The justices ruled in favor of a group called Students for Fair Admissions, founded by anti-affirmative action activist Edward Blum, in its appeal of lower court rulings upholding programs used at the two prestigious schools to foster a diverse student population.
The affirmative action cases represented the latest major rulings powered by the Supreme Court's conservative majority. The court in June 2022 overturned the 1973 Roe v. Wade decision that had legalized abortion nationwide and widened gun rights in a pair of landmark rulings.
Many institutions of higher education, corporations and military leaders have long backed affirmative action on campuses not simply to remedy racial inequity and exclusion in American life but to ensure a talent pool that can bring a range of perspectives to the workplace and U.S. armed forces ranks.
According to Harvard, around 40% of U.S. colleges and universities consider race in some fashion.
Harvard and UNC have said they use race as only one factor in a host of individualized evaluations for admission without quotas - permissible under previous Supreme Court precedents - and that curbing its consideration would cause a significant drop in enrollment of students from under-represented groups.
Critics, who have tried to topple these policies for decades, argue these policies are themselves discriminatory.

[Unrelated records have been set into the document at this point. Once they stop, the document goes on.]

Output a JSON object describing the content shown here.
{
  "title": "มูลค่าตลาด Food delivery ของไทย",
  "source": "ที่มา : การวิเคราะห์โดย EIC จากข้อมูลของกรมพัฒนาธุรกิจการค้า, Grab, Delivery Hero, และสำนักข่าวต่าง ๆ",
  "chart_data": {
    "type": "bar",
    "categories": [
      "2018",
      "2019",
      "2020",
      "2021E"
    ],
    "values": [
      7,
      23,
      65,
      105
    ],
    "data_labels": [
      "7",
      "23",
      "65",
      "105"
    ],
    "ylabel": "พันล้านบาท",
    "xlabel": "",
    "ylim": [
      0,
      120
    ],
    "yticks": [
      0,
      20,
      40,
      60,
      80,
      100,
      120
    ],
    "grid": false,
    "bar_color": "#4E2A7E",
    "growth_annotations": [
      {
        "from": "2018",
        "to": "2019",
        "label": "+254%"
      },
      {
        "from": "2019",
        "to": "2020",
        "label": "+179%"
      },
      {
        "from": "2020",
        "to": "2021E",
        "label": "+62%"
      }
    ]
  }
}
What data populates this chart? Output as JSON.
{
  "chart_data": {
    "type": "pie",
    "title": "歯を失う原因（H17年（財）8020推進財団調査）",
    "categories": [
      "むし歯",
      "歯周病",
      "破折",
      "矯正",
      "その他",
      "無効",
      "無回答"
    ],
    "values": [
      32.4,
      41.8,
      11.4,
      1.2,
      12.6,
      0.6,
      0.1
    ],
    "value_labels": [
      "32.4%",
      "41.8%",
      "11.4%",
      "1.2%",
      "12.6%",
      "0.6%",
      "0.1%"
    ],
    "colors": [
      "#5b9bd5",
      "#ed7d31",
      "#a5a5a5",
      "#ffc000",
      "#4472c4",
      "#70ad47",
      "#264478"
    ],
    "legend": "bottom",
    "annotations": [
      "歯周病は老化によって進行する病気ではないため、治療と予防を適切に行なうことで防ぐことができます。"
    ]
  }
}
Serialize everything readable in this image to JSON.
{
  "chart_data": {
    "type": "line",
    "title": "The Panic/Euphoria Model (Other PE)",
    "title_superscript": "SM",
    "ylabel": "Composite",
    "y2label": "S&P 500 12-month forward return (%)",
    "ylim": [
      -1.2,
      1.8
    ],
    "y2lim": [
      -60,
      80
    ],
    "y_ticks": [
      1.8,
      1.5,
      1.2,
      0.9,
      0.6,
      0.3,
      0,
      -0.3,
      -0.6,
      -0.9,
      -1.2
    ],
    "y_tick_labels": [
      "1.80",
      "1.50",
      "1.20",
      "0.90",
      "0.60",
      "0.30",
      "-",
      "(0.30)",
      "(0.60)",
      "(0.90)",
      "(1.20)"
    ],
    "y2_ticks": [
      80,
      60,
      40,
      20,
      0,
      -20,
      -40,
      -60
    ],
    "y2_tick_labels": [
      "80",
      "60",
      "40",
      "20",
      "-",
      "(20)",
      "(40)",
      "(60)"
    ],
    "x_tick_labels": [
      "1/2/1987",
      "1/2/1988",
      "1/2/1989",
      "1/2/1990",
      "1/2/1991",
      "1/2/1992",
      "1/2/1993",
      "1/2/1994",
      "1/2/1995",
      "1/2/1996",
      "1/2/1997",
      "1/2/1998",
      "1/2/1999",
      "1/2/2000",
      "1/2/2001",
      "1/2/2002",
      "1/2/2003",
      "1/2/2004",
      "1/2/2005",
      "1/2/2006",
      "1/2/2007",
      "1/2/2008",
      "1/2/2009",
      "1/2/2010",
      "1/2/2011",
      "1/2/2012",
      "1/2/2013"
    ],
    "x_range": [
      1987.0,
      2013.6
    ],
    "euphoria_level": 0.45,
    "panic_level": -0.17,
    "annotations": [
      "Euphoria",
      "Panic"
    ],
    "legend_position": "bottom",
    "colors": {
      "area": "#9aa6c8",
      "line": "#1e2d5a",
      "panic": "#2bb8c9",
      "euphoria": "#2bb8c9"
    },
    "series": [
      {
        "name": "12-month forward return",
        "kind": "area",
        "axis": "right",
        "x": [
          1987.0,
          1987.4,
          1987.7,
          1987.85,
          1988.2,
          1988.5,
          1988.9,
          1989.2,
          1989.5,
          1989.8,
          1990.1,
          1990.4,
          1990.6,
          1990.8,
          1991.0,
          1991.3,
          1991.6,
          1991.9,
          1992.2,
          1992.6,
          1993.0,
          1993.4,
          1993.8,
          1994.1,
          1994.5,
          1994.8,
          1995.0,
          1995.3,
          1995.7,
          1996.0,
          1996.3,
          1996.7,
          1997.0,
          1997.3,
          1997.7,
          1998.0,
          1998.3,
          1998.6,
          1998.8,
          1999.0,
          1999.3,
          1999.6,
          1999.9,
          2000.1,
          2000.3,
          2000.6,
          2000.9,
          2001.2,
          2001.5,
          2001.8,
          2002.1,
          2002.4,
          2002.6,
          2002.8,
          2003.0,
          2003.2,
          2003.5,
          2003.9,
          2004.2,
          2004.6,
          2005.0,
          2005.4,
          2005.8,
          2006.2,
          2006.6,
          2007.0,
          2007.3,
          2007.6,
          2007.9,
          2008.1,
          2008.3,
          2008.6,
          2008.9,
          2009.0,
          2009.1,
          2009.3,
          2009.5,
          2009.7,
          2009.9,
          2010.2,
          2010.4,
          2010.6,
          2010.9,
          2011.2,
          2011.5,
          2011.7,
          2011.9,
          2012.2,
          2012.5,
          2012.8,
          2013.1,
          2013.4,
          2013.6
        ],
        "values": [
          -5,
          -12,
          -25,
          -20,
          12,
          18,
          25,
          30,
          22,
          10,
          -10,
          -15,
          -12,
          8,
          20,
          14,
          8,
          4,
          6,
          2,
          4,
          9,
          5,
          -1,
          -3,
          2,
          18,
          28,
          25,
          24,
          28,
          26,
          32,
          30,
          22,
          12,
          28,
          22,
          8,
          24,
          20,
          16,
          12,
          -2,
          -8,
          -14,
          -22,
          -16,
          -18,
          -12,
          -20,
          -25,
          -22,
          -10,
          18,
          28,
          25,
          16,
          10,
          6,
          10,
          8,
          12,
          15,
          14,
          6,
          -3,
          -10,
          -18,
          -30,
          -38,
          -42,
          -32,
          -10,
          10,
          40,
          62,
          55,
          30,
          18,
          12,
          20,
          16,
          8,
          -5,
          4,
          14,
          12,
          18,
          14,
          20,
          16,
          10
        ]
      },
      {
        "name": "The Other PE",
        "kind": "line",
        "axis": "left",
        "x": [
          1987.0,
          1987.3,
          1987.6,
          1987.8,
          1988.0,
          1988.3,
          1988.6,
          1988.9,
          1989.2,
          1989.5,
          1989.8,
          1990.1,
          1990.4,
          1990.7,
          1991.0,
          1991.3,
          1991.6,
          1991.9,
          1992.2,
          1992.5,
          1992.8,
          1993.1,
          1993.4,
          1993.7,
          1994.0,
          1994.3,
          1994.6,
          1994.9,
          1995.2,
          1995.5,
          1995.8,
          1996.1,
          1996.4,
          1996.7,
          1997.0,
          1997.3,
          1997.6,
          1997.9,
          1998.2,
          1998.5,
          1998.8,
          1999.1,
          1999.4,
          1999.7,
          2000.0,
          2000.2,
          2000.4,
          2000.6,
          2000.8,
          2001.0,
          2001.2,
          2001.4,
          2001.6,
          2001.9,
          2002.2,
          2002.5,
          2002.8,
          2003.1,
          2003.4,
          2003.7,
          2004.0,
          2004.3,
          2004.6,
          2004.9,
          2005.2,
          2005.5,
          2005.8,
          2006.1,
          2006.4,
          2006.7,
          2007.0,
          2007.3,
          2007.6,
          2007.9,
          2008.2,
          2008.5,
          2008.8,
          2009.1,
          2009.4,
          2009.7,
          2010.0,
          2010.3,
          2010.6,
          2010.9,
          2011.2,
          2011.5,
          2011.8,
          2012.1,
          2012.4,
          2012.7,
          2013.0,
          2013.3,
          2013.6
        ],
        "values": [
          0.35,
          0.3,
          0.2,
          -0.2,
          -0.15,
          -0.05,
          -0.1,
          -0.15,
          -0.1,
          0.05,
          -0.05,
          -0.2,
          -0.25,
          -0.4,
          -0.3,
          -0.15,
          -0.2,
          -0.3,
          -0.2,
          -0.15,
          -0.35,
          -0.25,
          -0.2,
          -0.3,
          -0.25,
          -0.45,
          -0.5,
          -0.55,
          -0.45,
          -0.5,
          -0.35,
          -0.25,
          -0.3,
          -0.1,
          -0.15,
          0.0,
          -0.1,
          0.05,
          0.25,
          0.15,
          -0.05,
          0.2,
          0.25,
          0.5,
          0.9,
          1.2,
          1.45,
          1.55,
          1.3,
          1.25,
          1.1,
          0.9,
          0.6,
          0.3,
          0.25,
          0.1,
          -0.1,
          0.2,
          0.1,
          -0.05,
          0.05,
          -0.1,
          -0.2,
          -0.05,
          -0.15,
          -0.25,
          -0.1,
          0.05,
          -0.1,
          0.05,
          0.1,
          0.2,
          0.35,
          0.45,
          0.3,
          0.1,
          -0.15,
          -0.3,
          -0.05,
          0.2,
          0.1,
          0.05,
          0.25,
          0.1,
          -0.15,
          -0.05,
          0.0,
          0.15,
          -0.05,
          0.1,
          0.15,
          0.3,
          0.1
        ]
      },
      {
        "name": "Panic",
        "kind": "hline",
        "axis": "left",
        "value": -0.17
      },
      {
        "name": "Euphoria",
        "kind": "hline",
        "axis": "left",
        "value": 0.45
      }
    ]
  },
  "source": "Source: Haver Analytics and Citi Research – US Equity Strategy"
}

Many U.S. conservatives and Republican elected officials have argued that giving advantages to one race is unconstitutional regardless of the motivation or circumstances. Some have advanced the argument that remedial preferences are no longer needed because America has moved beyond racist policies of the past such as segregation and is becoming increasingly diverse.
The dispute presented the Supreme Court's conservative majority an opportunity to overturn its prior rulings allowing race-conscious admissions policies.
Blum's group in lawsuits filed in 2014 accused UNC of discriminating against white and Asian American applicants and Harvard of bias against Asian American applicants.
Students for Fair Admissions alleged that the adoption by UNC, a public university, of an admissions policy that is not race neutral violates the guarantee to equal protection of the law under the U.S. Constitution's 14th Amendment.
The group contended Harvard, a private university violated Title VI of a landmark federal law called the Civil Rights Act of 1964, which bars discrimination based on race, color or national origin under any program or activity receiving federal financial assistance.
Lower courts rejected the group's claims, prompting appeals to the U.S. Supreme Court asking the justices to overturn a key precedent holding that colleges could consider race as one factor in the admissions process because of the compelling interest of creating a diverse student body.
Affirmative action has withstood Supreme Court scrutiny for decades, most recently in a 2016 ruling involving a white student, backed by Blum, who sued the University of Texas after being rejected for admission.
The Supreme Court has shifted rightward since 2016 and now includes three justices who dissented in the University of Texas case and three new appointees by former Republican President Donald Trump.